About this sample size calculator
Sample-size planning for a proportion uses Cochran's formula n₀ = z² · p̂(1 − p̂) / e², where z is the two-tailed critical value for the chosen confidence level, p̂ is the expected proportion, and e is the maximum acceptable margin of error (as a decimal). Picking p̂ = 0.5 makes the formula as conservative as possible — the variance term p̂(1 − p̂) is maximised at 0.25. When the population is finite, the calculator applies the finite-population correction (FPC): n = n₀ / (1 + (n₀ − 1) / N). The FPC reduces the sample size when N is small relative to n₀.
Worked example. You want a 95% confidence level, a ±5% margin of error, and you have no prior estimate so you use p̂ = 50%. z₀.₉₅ ≈ 1.9600. n₀ = (1.9600² · 0.5 · 0.5) / 0.05² = (3.8416 · 0.25) / 0.0025 = 0.9604 / 0.0025 ≈ 384.16. Round up to 385. If your population is N = 10,000, the FPC gives n = 384.16 / (1 + (384.16 − 1) / 10,000) ≈ 370.4, round up to 371. The tool rounds up automatically since you cannot survey a fractional respondent.
FAQ
- Why round up the sample size?
- You cannot interview half a respondent, and the formula guarantees the desired margin only at or above the computed n.

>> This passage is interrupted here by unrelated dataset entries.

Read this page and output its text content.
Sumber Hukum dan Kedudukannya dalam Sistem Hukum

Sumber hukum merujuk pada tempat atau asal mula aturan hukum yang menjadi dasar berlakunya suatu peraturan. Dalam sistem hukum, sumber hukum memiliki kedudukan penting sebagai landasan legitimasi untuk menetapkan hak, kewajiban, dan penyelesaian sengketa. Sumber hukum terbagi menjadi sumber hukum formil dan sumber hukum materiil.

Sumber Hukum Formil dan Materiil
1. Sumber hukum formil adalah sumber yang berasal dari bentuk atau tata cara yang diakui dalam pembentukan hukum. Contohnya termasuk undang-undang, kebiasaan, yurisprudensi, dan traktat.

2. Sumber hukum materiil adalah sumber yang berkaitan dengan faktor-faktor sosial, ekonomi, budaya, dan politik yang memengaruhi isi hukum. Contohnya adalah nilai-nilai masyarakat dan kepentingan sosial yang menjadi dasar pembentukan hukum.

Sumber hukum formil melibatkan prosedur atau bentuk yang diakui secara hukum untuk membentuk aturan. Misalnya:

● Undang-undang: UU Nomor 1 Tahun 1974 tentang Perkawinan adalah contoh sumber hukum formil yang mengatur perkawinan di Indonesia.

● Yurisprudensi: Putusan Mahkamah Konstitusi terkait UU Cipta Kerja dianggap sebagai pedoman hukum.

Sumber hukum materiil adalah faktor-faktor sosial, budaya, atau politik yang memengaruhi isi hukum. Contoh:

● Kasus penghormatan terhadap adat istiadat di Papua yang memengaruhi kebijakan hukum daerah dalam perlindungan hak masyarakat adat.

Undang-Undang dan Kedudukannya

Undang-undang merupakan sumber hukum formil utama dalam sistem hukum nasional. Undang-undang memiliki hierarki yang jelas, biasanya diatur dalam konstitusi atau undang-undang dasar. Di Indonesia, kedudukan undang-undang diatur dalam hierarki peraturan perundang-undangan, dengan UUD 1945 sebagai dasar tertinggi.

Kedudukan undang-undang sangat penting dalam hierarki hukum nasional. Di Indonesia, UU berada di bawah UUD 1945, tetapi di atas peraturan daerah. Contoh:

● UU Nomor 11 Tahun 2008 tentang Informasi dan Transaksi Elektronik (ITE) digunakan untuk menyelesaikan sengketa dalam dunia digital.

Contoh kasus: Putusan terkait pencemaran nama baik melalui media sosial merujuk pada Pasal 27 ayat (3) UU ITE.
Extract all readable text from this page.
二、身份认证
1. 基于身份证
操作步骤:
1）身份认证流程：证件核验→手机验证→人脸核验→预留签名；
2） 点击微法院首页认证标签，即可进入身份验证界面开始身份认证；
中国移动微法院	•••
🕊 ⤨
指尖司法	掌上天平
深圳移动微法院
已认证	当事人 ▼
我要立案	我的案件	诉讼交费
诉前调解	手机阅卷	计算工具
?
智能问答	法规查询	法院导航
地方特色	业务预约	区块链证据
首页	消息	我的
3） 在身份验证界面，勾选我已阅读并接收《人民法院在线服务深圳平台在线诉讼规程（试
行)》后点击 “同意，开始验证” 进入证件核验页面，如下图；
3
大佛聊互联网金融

- Why use p̂ = 50% when I don't know the true value?
- Because p̂(1 − p̂) is maximised at p̂ = 0.5. Using 50% yields the largest (most conservative) sample size, so the resulting interval is guaranteed to meet your margin no matter what the true proportion turns out to be.
- When does the finite-population correction matter?
- When n₀ is more than ~5% of the population. For huge populations (national surveys), the FPC barely moves n.
- Does this calculator handle stratified or cluster samples?
- No — it covers simple random sampling for a single proportion. Complex designs need an effective sample size adjustment.
- Is the answer the same as for a mean?
- No. For a mean, the formula is n = (z · σ / e)², where σ is the population SD. This calculator is specifically for a proportion.